The SPD manual lists several. Let’s go through them one by one:

  • The seriousness of the crime or suspected offense: They were standing in the street.

  • The level of threat or resistance presented by the subject: They posed no threat. They were standing there.

  • Whether the subject was posing an immediate threat to officers or a danger to the community: Again, no.

  • The potential for injury to members of the public, officers, or subjects: Absolutely none.

  • The risk or apparent attempt by the subject to escape and the government's interest in preventing the escape: They weren’t moving

  • The conduct of the subject being confronted (as reasonably perceived by the officer at the time): Calmly standing there.

  • The time available to an officer to make a decision: Literally, all the time in the world

  • The availability of other resources: There were dozens of cops at that intersection with bikes, sticks, tasers, blast balls, and every other conceivable tool in their cop arsenal. Also, there were tons of National Guard right up the street.

  • The training and experience of the officer: Didier has been a cop for at least 15 years, and he was in the army.

  • The proximity or access of weapons to the subject: No weapons or anything that could be used as a weapon.

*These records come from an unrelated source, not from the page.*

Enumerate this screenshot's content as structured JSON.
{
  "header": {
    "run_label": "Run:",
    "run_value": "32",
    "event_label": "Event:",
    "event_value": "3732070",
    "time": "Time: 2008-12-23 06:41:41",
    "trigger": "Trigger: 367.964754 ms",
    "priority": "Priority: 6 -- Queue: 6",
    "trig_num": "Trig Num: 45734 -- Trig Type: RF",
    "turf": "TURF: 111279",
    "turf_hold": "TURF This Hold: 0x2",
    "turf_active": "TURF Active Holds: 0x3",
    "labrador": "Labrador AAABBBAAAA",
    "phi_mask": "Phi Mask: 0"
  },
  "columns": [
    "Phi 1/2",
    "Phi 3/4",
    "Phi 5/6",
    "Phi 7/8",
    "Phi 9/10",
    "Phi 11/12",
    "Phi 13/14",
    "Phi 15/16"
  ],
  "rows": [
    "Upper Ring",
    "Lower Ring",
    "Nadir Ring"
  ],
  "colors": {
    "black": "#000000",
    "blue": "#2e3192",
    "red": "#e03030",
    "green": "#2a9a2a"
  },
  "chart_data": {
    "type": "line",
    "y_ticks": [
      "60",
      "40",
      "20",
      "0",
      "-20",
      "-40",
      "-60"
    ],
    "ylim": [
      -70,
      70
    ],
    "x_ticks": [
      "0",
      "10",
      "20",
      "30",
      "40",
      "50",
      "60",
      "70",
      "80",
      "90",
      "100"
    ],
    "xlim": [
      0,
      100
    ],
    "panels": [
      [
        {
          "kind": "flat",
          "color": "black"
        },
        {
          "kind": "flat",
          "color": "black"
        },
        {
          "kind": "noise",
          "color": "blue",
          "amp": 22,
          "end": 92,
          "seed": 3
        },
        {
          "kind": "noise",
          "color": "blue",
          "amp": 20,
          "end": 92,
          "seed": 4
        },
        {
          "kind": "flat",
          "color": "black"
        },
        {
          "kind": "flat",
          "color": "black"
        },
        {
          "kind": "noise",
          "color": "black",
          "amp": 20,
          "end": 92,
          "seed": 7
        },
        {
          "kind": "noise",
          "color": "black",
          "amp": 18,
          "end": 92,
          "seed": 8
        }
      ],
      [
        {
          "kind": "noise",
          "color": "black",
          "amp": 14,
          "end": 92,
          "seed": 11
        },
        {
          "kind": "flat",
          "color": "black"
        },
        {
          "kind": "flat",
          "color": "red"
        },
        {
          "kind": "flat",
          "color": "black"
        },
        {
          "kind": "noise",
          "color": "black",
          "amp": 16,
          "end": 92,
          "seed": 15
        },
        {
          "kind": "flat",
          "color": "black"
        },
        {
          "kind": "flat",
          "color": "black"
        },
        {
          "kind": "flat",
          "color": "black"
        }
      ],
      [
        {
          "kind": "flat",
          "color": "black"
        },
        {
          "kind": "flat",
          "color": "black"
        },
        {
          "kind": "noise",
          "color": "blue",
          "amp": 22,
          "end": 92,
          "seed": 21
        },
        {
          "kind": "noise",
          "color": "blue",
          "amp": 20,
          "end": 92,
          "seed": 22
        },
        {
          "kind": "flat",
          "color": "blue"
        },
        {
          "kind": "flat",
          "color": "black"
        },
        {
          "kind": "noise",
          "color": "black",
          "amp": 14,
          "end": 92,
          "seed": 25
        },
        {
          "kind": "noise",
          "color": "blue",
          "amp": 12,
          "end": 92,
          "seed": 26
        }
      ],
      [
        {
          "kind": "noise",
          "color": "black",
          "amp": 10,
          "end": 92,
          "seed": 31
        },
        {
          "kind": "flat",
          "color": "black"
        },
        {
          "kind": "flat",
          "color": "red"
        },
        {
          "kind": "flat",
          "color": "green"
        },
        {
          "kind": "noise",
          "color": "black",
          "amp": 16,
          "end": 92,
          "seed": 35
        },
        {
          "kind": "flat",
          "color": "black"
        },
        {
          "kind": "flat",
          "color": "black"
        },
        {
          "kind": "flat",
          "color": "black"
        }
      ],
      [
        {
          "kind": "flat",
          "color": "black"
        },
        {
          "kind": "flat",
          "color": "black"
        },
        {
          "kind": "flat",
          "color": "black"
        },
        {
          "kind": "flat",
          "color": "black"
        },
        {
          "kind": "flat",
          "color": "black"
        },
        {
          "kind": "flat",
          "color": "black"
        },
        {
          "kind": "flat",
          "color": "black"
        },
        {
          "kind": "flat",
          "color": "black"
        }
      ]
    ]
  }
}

  • Officer versus subject factors such as age, size, relative strength, skill level, injury/exhaustion and the number of officers versus subjects: Officers appeared to outnumber protesters. Didier has a significant height, weight, and strength advantage over both people he pepper-sprayed

  • The environmental factors and/or other exigent circumstances: There was little to no exigency at that point in time

In short, what Didier did was unnecessary and disproportionate. Also, part of the test is what a “reasonable” officer would do in that situation. To be fair, few SPD officers meet that criterion. But none of the many (generally unreasonable) officers present at the time felt the need to pepper-spray anyone or go beyond pushing and snatching signs.